Friday, 24 April 2009

Transhumance and vultures

The role of traditional farming practices in ecosystem conservation: The case of transhumance and vultures
Pedro P. Oleaa, , and Patricia Mateo-Tomásb,

Transhumance is a traditional livestock practice based on the movement of livestock between winter and summer pastures with importance placed on biodiversity conservation. We analyzed the transhumant activity of sheep and cows in the uplands of the Cantabrian Mountains, NW Spain, and its influence on the ecology and management of the griffon vulture, a scavenger with a relevant ecosystem function. For the first time, we provided strong evidence of the close relationship between vultures and transhumance, which was previously only suggested. Vultures occupied roosting sites very close to the summer pastures and often consumed livestock carcasses. There was a strong spatiotemporal adjustment in the use of these mountain areas by transhumant livestock, especially sheep, and vultures. The number of transhumant sheep and cows within 10–12.5 km around the roosts were the best predictors of vulture occurrence and abundance, respectively, in generalized linear mixed models.
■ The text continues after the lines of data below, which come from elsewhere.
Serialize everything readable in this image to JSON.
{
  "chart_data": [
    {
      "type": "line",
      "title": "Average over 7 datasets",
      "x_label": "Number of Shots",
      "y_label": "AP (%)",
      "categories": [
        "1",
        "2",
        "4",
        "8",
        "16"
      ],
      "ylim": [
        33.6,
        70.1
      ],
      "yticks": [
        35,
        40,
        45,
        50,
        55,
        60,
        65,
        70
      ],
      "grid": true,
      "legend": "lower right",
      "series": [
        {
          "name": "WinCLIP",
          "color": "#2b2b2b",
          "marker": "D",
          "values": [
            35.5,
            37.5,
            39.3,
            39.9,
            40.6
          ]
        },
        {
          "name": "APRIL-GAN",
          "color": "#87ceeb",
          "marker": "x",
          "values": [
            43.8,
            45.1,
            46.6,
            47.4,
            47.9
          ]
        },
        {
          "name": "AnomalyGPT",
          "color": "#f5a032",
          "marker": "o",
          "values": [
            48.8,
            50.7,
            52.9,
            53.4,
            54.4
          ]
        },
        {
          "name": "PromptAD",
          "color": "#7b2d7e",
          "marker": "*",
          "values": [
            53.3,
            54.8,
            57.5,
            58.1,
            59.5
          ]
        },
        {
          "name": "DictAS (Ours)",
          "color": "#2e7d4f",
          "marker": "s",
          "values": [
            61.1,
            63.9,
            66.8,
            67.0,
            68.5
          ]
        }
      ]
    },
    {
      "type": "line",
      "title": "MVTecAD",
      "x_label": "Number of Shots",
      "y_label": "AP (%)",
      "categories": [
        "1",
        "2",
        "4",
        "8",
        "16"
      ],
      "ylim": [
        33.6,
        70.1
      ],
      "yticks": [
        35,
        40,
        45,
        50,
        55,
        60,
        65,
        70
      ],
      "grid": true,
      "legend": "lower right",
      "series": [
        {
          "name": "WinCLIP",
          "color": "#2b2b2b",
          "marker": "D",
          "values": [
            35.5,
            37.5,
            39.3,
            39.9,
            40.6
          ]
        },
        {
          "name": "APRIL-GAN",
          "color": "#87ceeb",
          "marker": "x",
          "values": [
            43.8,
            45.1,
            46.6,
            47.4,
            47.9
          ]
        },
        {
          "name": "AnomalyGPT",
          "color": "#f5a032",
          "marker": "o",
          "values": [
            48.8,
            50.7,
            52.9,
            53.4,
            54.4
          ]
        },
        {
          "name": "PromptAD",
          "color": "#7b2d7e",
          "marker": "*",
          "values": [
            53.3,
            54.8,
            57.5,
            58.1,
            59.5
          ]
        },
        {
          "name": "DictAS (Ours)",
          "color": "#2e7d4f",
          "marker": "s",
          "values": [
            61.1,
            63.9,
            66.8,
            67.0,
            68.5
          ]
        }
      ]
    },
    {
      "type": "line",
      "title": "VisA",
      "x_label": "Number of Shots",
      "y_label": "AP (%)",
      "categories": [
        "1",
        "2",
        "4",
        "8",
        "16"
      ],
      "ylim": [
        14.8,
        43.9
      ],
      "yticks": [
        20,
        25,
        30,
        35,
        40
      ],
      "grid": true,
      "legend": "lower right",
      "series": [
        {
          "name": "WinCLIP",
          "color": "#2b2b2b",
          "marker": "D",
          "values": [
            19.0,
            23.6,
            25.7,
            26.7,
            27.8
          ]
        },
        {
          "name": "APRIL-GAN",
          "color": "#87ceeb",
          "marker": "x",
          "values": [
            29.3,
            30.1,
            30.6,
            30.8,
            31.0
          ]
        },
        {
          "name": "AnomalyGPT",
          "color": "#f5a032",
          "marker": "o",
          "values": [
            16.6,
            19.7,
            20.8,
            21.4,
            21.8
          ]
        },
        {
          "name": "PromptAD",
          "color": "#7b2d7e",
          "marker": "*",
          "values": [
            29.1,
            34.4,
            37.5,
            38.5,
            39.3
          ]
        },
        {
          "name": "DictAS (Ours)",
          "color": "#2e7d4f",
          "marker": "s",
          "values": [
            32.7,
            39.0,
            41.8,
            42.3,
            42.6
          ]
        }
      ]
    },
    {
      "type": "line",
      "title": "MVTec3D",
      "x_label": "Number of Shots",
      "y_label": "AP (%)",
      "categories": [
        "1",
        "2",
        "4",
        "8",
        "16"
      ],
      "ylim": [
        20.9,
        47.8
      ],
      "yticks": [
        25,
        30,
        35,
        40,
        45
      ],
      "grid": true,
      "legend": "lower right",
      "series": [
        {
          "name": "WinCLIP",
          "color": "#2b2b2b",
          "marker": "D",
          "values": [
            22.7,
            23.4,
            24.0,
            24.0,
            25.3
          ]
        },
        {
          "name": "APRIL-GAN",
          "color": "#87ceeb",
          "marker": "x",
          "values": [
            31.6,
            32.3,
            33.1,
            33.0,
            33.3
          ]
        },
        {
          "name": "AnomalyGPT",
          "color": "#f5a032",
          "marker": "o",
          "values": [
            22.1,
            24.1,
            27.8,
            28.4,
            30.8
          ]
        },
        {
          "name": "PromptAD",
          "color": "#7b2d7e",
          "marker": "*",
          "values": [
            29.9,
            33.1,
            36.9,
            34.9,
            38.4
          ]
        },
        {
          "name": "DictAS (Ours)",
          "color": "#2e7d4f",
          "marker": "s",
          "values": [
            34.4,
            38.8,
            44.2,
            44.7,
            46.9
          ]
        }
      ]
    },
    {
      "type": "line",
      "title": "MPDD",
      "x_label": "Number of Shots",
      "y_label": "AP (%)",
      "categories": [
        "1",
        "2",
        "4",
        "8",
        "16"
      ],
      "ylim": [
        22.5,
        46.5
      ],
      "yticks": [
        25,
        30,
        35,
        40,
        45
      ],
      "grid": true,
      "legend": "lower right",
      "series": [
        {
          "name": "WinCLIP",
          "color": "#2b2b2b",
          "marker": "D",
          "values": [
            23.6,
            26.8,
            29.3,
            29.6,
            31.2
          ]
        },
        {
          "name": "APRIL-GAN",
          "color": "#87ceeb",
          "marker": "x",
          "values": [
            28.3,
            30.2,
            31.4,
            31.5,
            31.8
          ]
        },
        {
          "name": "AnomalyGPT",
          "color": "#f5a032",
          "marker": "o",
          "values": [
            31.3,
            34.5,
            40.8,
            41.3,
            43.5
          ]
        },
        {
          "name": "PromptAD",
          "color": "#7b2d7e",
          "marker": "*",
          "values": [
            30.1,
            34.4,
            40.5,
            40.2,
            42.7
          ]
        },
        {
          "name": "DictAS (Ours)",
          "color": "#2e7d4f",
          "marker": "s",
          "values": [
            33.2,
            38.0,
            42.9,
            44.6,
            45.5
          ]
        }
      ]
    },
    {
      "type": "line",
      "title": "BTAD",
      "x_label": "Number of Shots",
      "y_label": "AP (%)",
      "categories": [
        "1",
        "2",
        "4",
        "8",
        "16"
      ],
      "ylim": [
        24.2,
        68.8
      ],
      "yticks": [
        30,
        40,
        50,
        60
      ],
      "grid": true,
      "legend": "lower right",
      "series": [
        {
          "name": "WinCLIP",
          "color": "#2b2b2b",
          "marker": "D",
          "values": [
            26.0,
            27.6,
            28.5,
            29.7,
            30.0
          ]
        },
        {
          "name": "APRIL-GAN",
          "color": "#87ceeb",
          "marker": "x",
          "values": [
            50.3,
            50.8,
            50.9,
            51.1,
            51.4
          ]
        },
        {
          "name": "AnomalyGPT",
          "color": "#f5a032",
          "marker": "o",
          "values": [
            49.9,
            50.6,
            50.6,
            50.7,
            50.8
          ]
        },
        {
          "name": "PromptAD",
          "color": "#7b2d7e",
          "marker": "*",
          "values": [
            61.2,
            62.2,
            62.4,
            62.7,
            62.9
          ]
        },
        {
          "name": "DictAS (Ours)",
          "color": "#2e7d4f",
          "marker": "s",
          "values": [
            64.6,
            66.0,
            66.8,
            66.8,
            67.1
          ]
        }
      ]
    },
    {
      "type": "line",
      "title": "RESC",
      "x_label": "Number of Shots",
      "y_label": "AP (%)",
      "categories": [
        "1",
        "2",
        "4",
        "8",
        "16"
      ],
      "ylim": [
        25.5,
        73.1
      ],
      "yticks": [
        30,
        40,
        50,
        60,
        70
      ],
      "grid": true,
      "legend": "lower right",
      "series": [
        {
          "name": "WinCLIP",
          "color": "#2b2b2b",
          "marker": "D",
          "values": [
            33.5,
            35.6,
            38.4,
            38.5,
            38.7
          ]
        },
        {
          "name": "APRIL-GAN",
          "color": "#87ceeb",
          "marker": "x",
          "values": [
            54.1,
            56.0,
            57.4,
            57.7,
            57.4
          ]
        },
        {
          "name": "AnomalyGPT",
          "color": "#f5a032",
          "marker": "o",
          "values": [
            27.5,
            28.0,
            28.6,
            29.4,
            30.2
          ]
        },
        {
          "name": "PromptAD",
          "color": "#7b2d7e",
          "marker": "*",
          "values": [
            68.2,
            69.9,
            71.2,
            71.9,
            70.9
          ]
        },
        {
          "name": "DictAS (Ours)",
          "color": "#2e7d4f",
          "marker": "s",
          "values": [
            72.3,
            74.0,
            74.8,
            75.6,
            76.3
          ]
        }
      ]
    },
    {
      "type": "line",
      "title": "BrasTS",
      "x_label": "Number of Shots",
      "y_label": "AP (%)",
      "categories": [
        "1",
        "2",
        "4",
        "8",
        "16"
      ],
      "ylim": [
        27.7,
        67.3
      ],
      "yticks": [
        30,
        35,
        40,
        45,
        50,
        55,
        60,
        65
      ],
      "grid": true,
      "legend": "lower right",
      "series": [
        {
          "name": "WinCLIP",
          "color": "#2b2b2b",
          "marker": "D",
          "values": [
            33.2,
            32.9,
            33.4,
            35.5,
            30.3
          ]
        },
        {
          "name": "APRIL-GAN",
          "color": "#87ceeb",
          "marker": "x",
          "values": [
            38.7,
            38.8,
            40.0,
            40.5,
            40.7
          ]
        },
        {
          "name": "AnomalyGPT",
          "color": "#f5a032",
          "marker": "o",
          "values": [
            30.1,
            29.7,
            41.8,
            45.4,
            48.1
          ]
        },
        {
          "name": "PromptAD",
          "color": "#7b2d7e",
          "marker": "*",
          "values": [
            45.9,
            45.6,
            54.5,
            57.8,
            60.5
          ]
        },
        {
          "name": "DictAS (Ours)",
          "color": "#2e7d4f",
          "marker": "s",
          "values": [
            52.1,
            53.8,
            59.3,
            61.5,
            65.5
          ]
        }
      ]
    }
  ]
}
Our estimates of potentially available food from livestock carcasses for vultures indicated that our study area can maintain important griffon vulture populations through a system based on traditional livestock farming including transhumance. Thus, transhumance is able to influence the top of the ecosystem (scavengers) and could aid in sustainable management of griffon vulture populations. In our study area, transhumant sheep were reduced by 62% in the last 15 years and only 20% of summer pastures are now occupied. The potential impact that the ongoing loss of transhumant activity could have on mountain ecosystem conservation should be assessed and taken into account by the new European Common Agricultural Policy.